C’est ainsi que, tout tremblant, le Claude s’enfile dans le « passoir » du mur à la suite de ses deux amis. Mais le pauvre homme n’était pas du tout rassuré. Il regardait devant lui, derrière lui, à gauche, à droite et tendait l’oreille tant il avait peur de tomber sur cette bête.
Tout d’un coup le voilà qui sent des gargouillements dans son ventre. Sa panse devient de plus en plus gonfle. Pour sûr qu’il n’aurait pas du boire tout ce lait tiède sur tant de vin blanc frais ! Il sent sa tripaille se tordre. Il se tient la panse des deux mains en se plaignant.

—  Qu’est-ce que tu as, Claude ?

—  J’ai des tortillées. Ça me dévore les entrailles !

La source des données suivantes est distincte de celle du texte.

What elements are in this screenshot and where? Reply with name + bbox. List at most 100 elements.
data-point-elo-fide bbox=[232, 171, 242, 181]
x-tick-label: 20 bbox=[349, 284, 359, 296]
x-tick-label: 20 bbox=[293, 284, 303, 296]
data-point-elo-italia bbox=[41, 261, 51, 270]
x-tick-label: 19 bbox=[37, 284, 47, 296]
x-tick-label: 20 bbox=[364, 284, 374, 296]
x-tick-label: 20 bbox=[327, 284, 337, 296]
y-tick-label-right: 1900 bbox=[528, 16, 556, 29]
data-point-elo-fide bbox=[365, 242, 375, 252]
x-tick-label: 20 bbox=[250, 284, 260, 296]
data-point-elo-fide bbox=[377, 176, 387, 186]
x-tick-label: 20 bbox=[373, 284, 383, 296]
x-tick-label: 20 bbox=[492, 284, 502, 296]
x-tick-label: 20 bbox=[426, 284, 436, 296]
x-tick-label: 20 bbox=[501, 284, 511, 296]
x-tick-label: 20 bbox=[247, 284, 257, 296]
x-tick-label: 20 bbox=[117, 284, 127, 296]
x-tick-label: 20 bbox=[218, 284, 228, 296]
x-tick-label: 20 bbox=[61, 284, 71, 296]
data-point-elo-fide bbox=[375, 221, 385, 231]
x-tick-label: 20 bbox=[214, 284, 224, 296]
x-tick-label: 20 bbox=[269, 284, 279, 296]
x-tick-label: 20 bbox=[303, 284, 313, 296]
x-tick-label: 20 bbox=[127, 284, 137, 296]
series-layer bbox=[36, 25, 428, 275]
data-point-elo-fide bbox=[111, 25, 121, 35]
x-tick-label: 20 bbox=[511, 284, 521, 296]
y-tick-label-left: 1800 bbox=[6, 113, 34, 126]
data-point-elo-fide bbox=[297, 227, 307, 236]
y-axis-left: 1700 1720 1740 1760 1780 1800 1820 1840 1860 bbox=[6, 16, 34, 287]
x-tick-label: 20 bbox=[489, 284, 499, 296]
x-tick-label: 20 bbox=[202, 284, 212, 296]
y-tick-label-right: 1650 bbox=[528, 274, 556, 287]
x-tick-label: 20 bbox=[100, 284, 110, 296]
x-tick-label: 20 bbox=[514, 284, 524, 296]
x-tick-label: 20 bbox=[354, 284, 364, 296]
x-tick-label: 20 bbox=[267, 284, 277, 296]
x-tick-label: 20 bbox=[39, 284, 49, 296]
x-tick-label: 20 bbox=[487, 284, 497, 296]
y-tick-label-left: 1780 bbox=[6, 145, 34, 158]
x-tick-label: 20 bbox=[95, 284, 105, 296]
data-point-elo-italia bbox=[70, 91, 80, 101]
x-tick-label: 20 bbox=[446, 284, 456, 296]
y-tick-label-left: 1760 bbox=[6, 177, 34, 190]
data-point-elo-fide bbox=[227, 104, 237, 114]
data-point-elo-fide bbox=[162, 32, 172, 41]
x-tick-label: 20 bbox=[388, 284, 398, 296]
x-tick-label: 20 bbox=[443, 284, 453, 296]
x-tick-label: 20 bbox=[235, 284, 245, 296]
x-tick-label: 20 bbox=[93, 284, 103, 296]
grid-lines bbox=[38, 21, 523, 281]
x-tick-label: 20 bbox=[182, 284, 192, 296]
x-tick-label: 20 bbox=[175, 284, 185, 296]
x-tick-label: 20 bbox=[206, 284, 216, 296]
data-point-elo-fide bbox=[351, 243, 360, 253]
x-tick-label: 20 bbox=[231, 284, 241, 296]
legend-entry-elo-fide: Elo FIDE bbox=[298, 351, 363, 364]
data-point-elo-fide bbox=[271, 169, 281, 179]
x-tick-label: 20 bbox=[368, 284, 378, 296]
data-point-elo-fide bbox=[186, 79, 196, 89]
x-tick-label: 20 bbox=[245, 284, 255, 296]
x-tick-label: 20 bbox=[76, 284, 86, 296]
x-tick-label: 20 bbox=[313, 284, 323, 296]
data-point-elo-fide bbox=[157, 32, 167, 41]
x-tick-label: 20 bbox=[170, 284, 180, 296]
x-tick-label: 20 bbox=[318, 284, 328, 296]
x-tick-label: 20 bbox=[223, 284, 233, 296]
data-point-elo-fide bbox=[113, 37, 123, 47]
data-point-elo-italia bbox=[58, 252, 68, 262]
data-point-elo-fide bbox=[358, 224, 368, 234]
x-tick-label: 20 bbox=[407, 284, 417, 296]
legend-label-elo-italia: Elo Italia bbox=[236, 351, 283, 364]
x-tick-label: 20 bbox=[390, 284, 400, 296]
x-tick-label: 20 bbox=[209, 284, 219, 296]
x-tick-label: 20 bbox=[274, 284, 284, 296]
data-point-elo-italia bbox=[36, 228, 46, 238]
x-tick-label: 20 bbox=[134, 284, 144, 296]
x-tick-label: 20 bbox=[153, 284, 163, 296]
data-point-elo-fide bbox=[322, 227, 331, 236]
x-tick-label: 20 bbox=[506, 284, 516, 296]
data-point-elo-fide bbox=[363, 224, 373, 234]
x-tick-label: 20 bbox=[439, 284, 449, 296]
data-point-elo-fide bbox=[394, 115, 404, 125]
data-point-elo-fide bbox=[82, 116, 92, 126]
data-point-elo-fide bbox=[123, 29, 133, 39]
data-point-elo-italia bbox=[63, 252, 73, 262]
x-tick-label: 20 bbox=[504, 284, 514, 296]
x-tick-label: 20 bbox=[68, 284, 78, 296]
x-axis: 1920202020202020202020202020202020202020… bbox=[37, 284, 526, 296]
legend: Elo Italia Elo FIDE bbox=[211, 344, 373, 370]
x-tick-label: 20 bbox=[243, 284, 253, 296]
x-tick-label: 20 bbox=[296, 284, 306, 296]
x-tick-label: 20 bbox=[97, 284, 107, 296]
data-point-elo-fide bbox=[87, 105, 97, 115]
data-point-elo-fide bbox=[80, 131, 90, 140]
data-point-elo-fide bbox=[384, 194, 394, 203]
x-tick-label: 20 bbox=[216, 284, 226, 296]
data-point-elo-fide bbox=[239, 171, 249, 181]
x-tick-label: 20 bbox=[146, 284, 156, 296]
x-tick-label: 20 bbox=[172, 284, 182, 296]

—  Va te soulager derrière ce buisson.

—  Attendez-moi !

A peine installé, accroupi et la culotte baissée, il voit les deux autres se mettre à courir à toutes jambes en braillant : « le taureau !… le taureau ! ».
Le Claude pensa tout de suite que le taureau lui arrivait dessus. Il ramassa tant bien que mal ses culottes et partit comme un chevreuil hors de son buisson. Il courait en essayant de remonter ses culottes du mieux qu’il pouvait. En le voyant courir ainsi, le Pierre et le Joseph s’arrêtèrent pour pouvoir rire à s’en décrocher la mâchoire.
Parce que, comme vous l’avez bien deviné, de taureau, il n’y en avait pas plus dans la pâture que dans la culotte du Claude. Par contre, dans la culotte du Claude, il s’y trouvait un beau désastre !

Mais il est vrai qu’il avait promis de rapporter un petit quelque-chose à sa femme !

Les Foulets, le 15 novembre 2002 Eric Matthey

Texte traduit ci-dessus en patois d’après une nouvelle de Jules Baillod.